カルタゴ博物館の後、すぐ近くのセントルイス大聖堂に向かいました。全体の写真を撮りたいと思っていたところ、続々とバスが来て、あっという間に前をふさいでしまいました。カルタゴ博物館のツアー客用のバスの待機場になっているのかもしれません。見た目も遠くから目立つ大聖堂で、それなりに古いもので写真映えしそうなのにもったいない。
カルタゴの丘の上に佇むセントルイス大聖堂は、かつてチュニジアにおけるカトリック信仰の象徴的な存在でした。フランスの植民地時代に建てられたこの大聖堂は、フランス王ルイ9世(聖ルイ)を記念して1884年から1890年にかけて建設されました。
建築様式は、新ビザンティン様式とゴシック様式が融合した独特のデザインとなっており、白と黄褐色の外観が特徴的です。内部には美しいアーチやステンドグラス、装飾的な柱が施され、かつての荘厳な雰囲気を感じさせます。
ルイ9世は第8回十字軍でチュニジアを訪れ、1270年にカルタゴで病死したと伝えられています。そのため、この大聖堂は彼の名を冠し、フランスとチュニジアの歴史的な結びつきを象徴する建築物となりました。
しかし、チュニジアが1956年に独立すると、カトリック教会の影響力が弱まり、大聖堂は宗教施設としての役割を終えることになりました。現在は「Acropolium de Carthage」として文化センターに生まれ変わり、コンサートやイベントが開催されています。
この大聖堂はカルタゴ遺跡の丘の上にあり、遺跡を一望できる絶好のロケーションにあります。訪れると、壮麗な建築とともに、カルタゴの歴史の重みを感じることができます。宗教施設としての役割は終えましたが、今もなお文化と歴史を伝える大切な場所となっています。
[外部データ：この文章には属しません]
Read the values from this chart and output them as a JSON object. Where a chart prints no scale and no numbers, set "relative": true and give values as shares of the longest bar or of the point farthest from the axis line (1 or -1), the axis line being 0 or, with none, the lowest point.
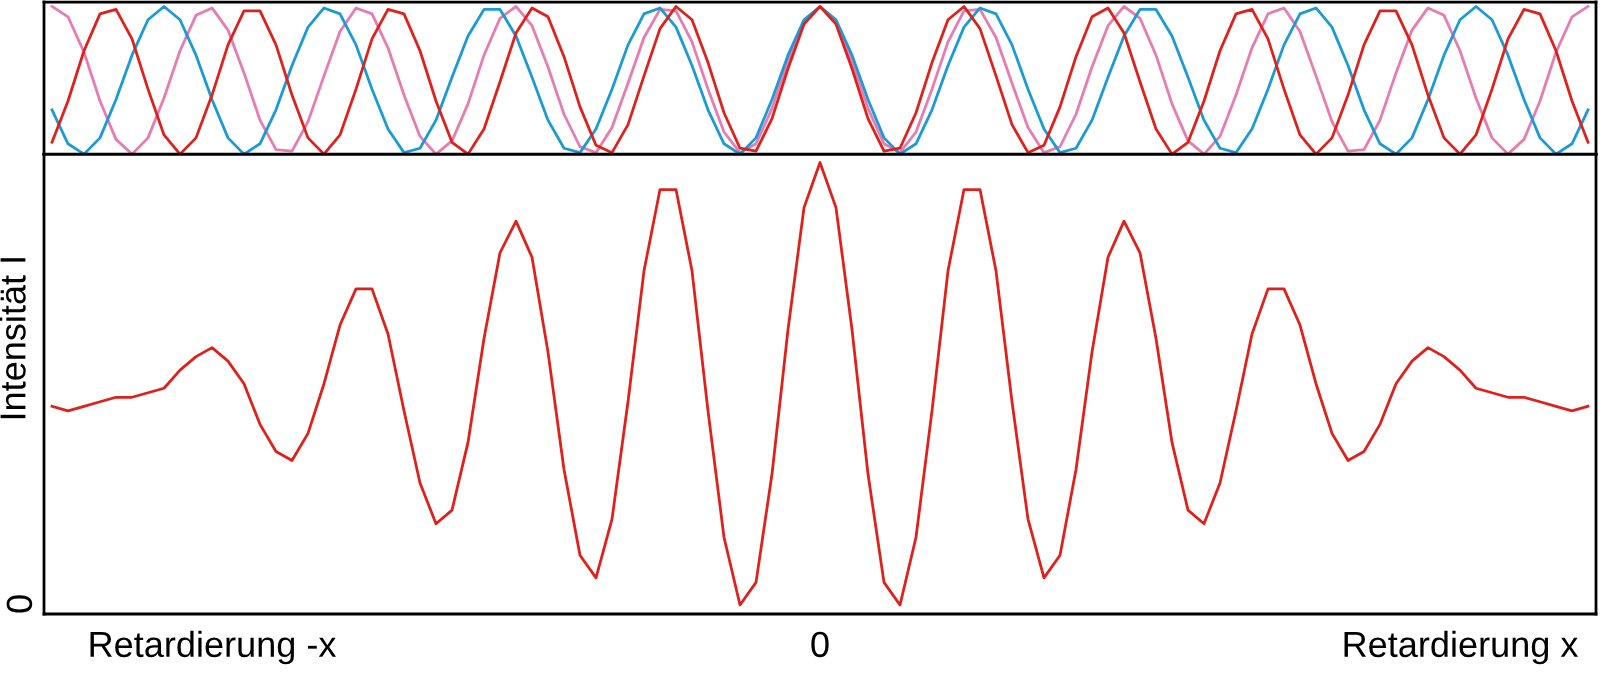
{
  "chart_data": [
    {
      "type": "line",
      "relative": true,
      "tick_labels": false,
      "categories": [
        null,
        null,
        null,
        null,
        null,
        null,
        null,
        null,
        null,
        null,
        null,
        null,
        null,
        null,
        null,
        null,
        null,
        null,
        null,
        null,
        null,
        null,
        null,
        null,
        null,
        null,
        null,
        null,
        null,
        null,
        null,
        null,
        null,
        null,
        null,
        null,
        null,
        null,
        null,
        null,
        null,
        null,
        null,
        null,
        null,
        null,
        null,
        null,
        null,
        null,
        null,
        null,
        null,
        null,
        null,
        null,
        null,
        null,
        null,
        null,
        null,
        null,
        null,
        null,
        null,
        null,
        null,
        null,
        null,
        null,
        null,
        null,
        null,
        null,
        null,
        null,
        null,
        null,
        null,
        null,
        null,
        null,
        null,
        null,
        null,
        null,
        null,
        null,
        null,
        null,
        null,
        null,
        null,
        null,
        null,
        null,
        null
      ],
      "series": [
        {
          "color": "#e87bb0",
          "values": [
            1,
            0.93,
            0.69,
            0.36,
            0.1,
            0,
            0.11,
            0.38,
            0.7,
            0.94,
            0.99,
            0.84,
            0.55,
            0.23,
            0.03,
            0.02,
            0.22,
            0.53,
            0.83,
            0.99,
            0.95,
            0.72,
            0.4,
            0.12,
            0,
            0.09,
            0.34,
            0.67,
            0.92,
            1,
            0.87,
            0.59,
            0.27,
            0.05,
            0.01,
            0.18,
            0.48,
            0.79,
            0.98,
            0.97,
            0.76,
            0.44,
            0.15,
            0.01,
            0.07,
            0.31,
            0.63,
            0.9,
            1,
            0.9,
            0.63,
            0.31,
            0.07,
            0.01,
            0.15,
            0.44,
            0.76,
            0.97,
            0.98,
            0.79,
            0.48,
            0.18,
            0.01,
            0.05,
            0.27,
            0.59,
            0.87,
            1,
            0.92,
            0.67,
            0.34,
            0.09,
            0,
            0.12,
            0.4,
            0.72,
            0.95,
            0.99,
            0.83,
            0.53,
            0.22,
            0.02,
            0.03,
            0.23,
            0.55,
            0.84,
            0.99,
            0.94,
            0.7,
            0.38,
            0.11,
            0,
            0.1,
            0.36,
            0.69,
            0.93,
            1
          ]
        },
        {
          "color": "#1a9ad6",
          "values": [
            0.3,
            0.07,
            0,
            0.11,
            0.37,
            0.67,
            0.91,
            1,
            0.91,
            0.67,
            0.37,
            0.11,
            0,
            0.07,
            0.3,
            0.6,
            0.86,
            0.99,
            0.95,
            0.74,
            0.44,
            0.17,
            0.01,
            0.04,
            0.23,
            0.52,
            0.8,
            0.98,
            0.98,
            0.8,
            0.52,
            0.23,
            0.04,
            0.01,
            0.17,
            0.44,
            0.74,
            0.95,
            0.99,
            0.86,
            0.6,
            0.3,
            0.07,
            0,
            0.11,
            0.37,
            0.67,
            0.91,
            1,
            0.91,
            0.67,
            0.37,
            0.11,
            0,
            0.07,
            0.3,
            0.6,
            0.86,
            0.99,
            0.95,
            0.74,
            0.44,
            0.17,
            0.01,
            0.04,
            0.23,
            0.52,
            0.8,
            0.98,
            0.98,
            0.8,
            0.52,
            0.23,
            0.04,
            0.01,
            0.17,
            0.44,
            0.74,
            0.95,
            0.99,
            0.86,
            0.6,
            0.3,
            0.07,
            0,
            0.11,
            0.37,
            0.67,
            0.91,
            1,
            0.91,
            0.67,
            0.37,
            0.11,
            0,
            0.07,
            0.3
          ]
        },
        {
          "color": "#e0201b",
          "values": [
            0.08,
            0.36,
            0.7,
            0.95,
            0.98,
            0.78,
            0.44,
            0.13,
            0,
            0.11,
            0.4,
            0.74,
            0.97,
            0.97,
            0.74,
            0.4,
            0.11,
            0,
            0.13,
            0.44,
            0.78,
            0.98,
            0.95,
            0.7,
            0.36,
            0.08,
            0,
            0.17,
            0.49,
            0.82,
            0.99,
            0.93,
            0.66,
            0.32,
            0.06,
            0.01,
            0.2,
            0.53,
            0.85,
            1,
            0.91,
            0.62,
            0.28,
            0.04,
            0.02,
            0.24,
            0.58,
            0.88,
            1,
            0.88,
            0.58,
            0.24,
            0.02,
            0.04,
            0.28,
            0.62,
            0.91,
            1,
            0.85,
            0.53,
            0.2,
            0.01,
            0.06,
            0.32,
            0.66,
            0.93,
            0.99,
            0.82,
            0.49,
            0.17,
            0,
            0.08,
            0.36,
            0.7,
            0.95,
            0.98,
            0.78,
            0.44,
            0.13,
            0,
            0.11,
            0.4,
            0.74,
            0.97,
            0.97,
            0.74,
            0.4,
            0.11,
            0,
            0.13,
            0.44,
            0.78,
            0.98,
            0.95,
            0.7,
            0.36,
            0.08
          ]
        }
      ]
    },
    {
      "type": "line",
      "relative": true,
      "tick_labels": "x",
      "ylabel": "Intensität I",
      "annotations": [
        "0"
      ],
      "categories": [
        null,
        null,
        null,
        null,
        null,
        null,
        null,
        null,
        null,
        null,
        "Retardierung -x",
        null,
        null,
        null,
        null,
        null,
        null,
        null,
        null,
        null,
        null,
        null,
        null,
        null,
        null,
        null,
        null,
        null,
        null,
        null,
        null,
        null,
        null,
        null,
        null,
        null,
        null,
        null,
        null,
        null,
        null,
        null,
        null,
        null,
        null,
        null,
        null,
        null,
        "0",
        null,
        null,
        null,
        null,
        null,
        null,
        null,
        null,
        null,
        null,
        null,
        null,
        null,
        null,
        null,
        null,
        null,
        null,
        null,
        null,
        null,
        null,
        null,
        null,
        null,
        null,
        null,
        null,
        null,
        null,
        null,
        null,
        null,
        null,
        null,
        null,
        null,
        null,
        null,
        "Retardierung x",
        null,
        null,
        null,
        null,
        null,
        null,
        null,
        null
      ],
      "series": [
        {
          "color": "#e0201b",
          "values": [
            0.46,
            0.45,
            0.46,
            0.47,
            0.48,
            0.48,
            0.49,
            0.5,
            0.54,
            0.57,
            0.59,
            0.56,
            0.51,
            0.42,
            0.36,
            0.34,
            0.4,
            0.51,
            0.64,
            0.72,
            0.72,
            0.62,
            0.45,
            0.29,
            0.2,
            0.23,
            0.38,
            0.61,
            0.8,
            0.87,
            0.79,
            0.58,
            0.32,
            0.13,
            0.08,
            0.21,
            0.47,
            0.76,
            0.94,
            0.94,
            0.76,
            0.45,
            0.17,
            0.02,
            0.07,
            0.31,
            0.63,
            0.9,
            1,
            0.9,
            0.63,
            0.31,
            0.07,
            0.02,
            0.17,
            0.45,
            0.76,
            0.94,
            0.94,
            0.76,
            0.47,
            0.21,
            0.08,
            0.13,
            0.32,
            0.58,
            0.79,
            0.87,
            0.8,
            0.61,
            0.38,
            0.23,
            0.2,
            0.29,
            0.45,
            0.62,
            0.72,
            0.72,
            0.64,
            0.51,
            0.4,
            0.34,
            0.36,
            0.42,
            0.51,
            0.56,
            0.59,
            0.57,
            0.54,
            0.5,
            0.49,
            0.48,
            0.48,
            0.47,
            0.46,
            0.45,
            0.46
          ]
        }
      ]
    }
  ]
}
カルタゴを訪れた際には、ぜひこのセントルイス大聖堂にも足を運んでみてください。歴史と文化が交差するこの場所で、かつての時代の息吹を感じることができるでしょう。
ルイ9世
ルイ9世(Louis IX)は1214年4月25日に生まれたフランスの王様で、「聖王(サン・ルイ)」とも呼ばれています。彼はわずか12歳でフランスの王位につきましたが、幼い頃は母親であるブランシュ・ド・カスティーユ(Blanche de Castille)が摂政として国を支えました。
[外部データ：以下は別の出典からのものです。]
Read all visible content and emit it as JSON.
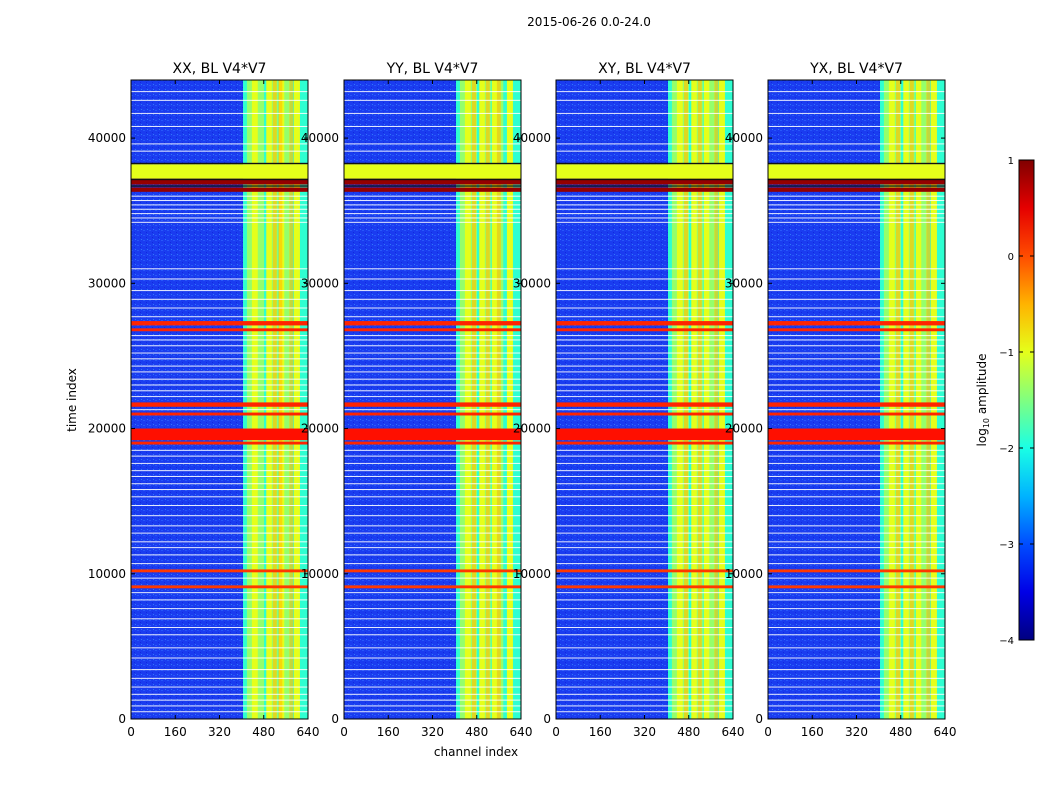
{
  "chart_data": {
    "type": "heatmap",
    "suptitle": "2015-06-26 0.0-24.0",
    "xlabel": "channel index",
    "ylabel": "time index",
    "xlim": [
      0,
      640
    ],
    "ylim": [
      0,
      44000
    ],
    "xticks": [
      "0",
      "160",
      "320",
      "480",
      "640"
    ],
    "yticks": [
      "0",
      "10000",
      "20000",
      "30000",
      "40000"
    ],
    "panels": [
      {
        "title": "XX, BL V4*V7",
        "rfi_band_start_channel": 405,
        "bright_channels": [
          430,
          448,
          470,
          500,
          520,
          545,
          565,
          600
        ],
        "hot_channels": [
          540,
          520,
          580
        ]
      },
      {
        "title": "YY, BL V4*V7",
        "rfi_band_start_channel": 405,
        "bright_channels": [
          430,
          448,
          470,
          500,
          520,
          545,
          565,
          600
        ],
        "hot_channels": [
          520,
          470,
          560
        ]
      },
      {
        "title": "XY, BL V4*V7",
        "rfi_band_start_channel": 405,
        "bright_channels": [
          430,
          448,
          470,
          500,
          520,
          545,
          565,
          600
        ],
        "hot_channels": [
          520,
          470,
          580
        ]
      },
      {
        "title": "YX, BL V4*V7",
        "rfi_band_start_channel": 405,
        "bright_channels": [
          430,
          448,
          470,
          500,
          520,
          545,
          565,
          600
        ],
        "hot_channels": [
          520,
          470,
          580
        ]
      }
    ],
    "flagged_time_ranges": [
      {
        "start": 37200,
        "end": 38200,
        "log10_amplitude": -1.0
      },
      {
        "start": 36800,
        "end": 37200,
        "log10_amplitude": 0.9
      },
      {
        "start": 36300,
        "end": 36600,
        "log10_amplitude": 0.9
      },
      {
        "start": 27100,
        "end": 27400,
        "log10_amplitude": 0.2
      },
      {
        "start": 26700,
        "end": 26900,
        "log10_amplitude": 0.2
      },
      {
        "start": 21500,
        "end": 21800,
        "log10_amplitude": 0.2
      },
      {
        "start": 20900,
        "end": 21100,
        "log10_amplitude": 0.2
      },
      {
        "start": 19200,
        "end": 20000,
        "log10_amplitude": 0.3
      },
      {
        "start": 18900,
        "end": 19100,
        "log10_amplitude": 0.2
      },
      {
        "start": 10100,
        "end": 10300,
        "log10_amplitude": 0.1
      },
      {
        "start": 9000,
        "end": 9200,
        "log10_amplitude": 0.1
      }
    ],
    "gap_lines_time": [
      43200,
      42600,
      41700,
      40800,
      39600,
      39100,
      36000,
      35700,
      35400,
      35100,
      34800,
      34500,
      34200,
      31000,
      30300,
      29500,
      28900,
      28300,
      27700,
      26400,
      26100,
      25700,
      25200,
      24800,
      24300,
      23900,
      23400,
      23000,
      22600,
      22200,
      21300,
      18500,
      18100,
      17600,
      17100,
      16700,
      16200,
      15800,
      15300,
      14700,
      14000,
      13300,
      12800,
      12200,
      11800,
      11300,
      10700,
      9700,
      8700,
      8200,
      7600,
      6900,
      6300,
      5800,
      4900,
      4200,
      3400,
      2800,
      2200,
      1700,
      1300,
      900,
      500
    ],
    "colorbar": {
      "label": "log",
      "label_sub": "10",
      "label_suffix": " amplitude",
      "range": [
        -4,
        1
      ],
      "ticks": [
        "1",
        "0",
        "−1",
        "−2",
        "−3",
        "−4"
      ],
      "colormap": "jet"
    }
  }
}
成長したルイ9世は非常に敬虔なキリスト教徒で、その信仰心は政治にも深く反映されました。彼は公平で公正な裁判を重視し、司法制度を整えることに力を注ぎました。また、各地に救貧院を作り、貧しい人々や病に苦しむ人々への慈善活動にも熱心に取り組み、国民から深く愛されました。
一方で、彼はキリスト教世界を守るために2度の十字軍を主導しました。最初の第7回十字軍ではエジプトを目指しましたが、マンスーラでの戦いに敗れ、捕虜になってしまいます。その後、多額の身代金を支払って解放され、無事にフランスに戻りました。しかし、彼の情熱はそれで収まらず、第8回十字軍で再び聖地を目指します。このときは北アフリカのチュニスを攻略しようとしましたが、疫病が広がり、ルイ自身も1270年8月25日に亡くなってしまいました。
彼の死後、その善行や敬虔な生活が称えられ、1297年には教皇ボニファティウス8世によって聖人に列せられました。フランスの国王の中で聖人となったのはルイ9世だけであり、今でもフランスでは彼を聖王として特別に尊敬しています。
さらに、彼がパリに建立した美しいゴシック様式のサント・シャペルは、キリストの茨の冠などの貴重な聖遺物を収めており、フランス文化の象徴となっています。また、アメリカのミズーリ州にある都市「セントルイス」も、このルイ9世に由来しています。
ルイ9世は、王としての強さだけでなく、人々への深い愛情と宗教的な情熱を持った特別な人物でした。その生涯は今も多くの人々に語り継がれています。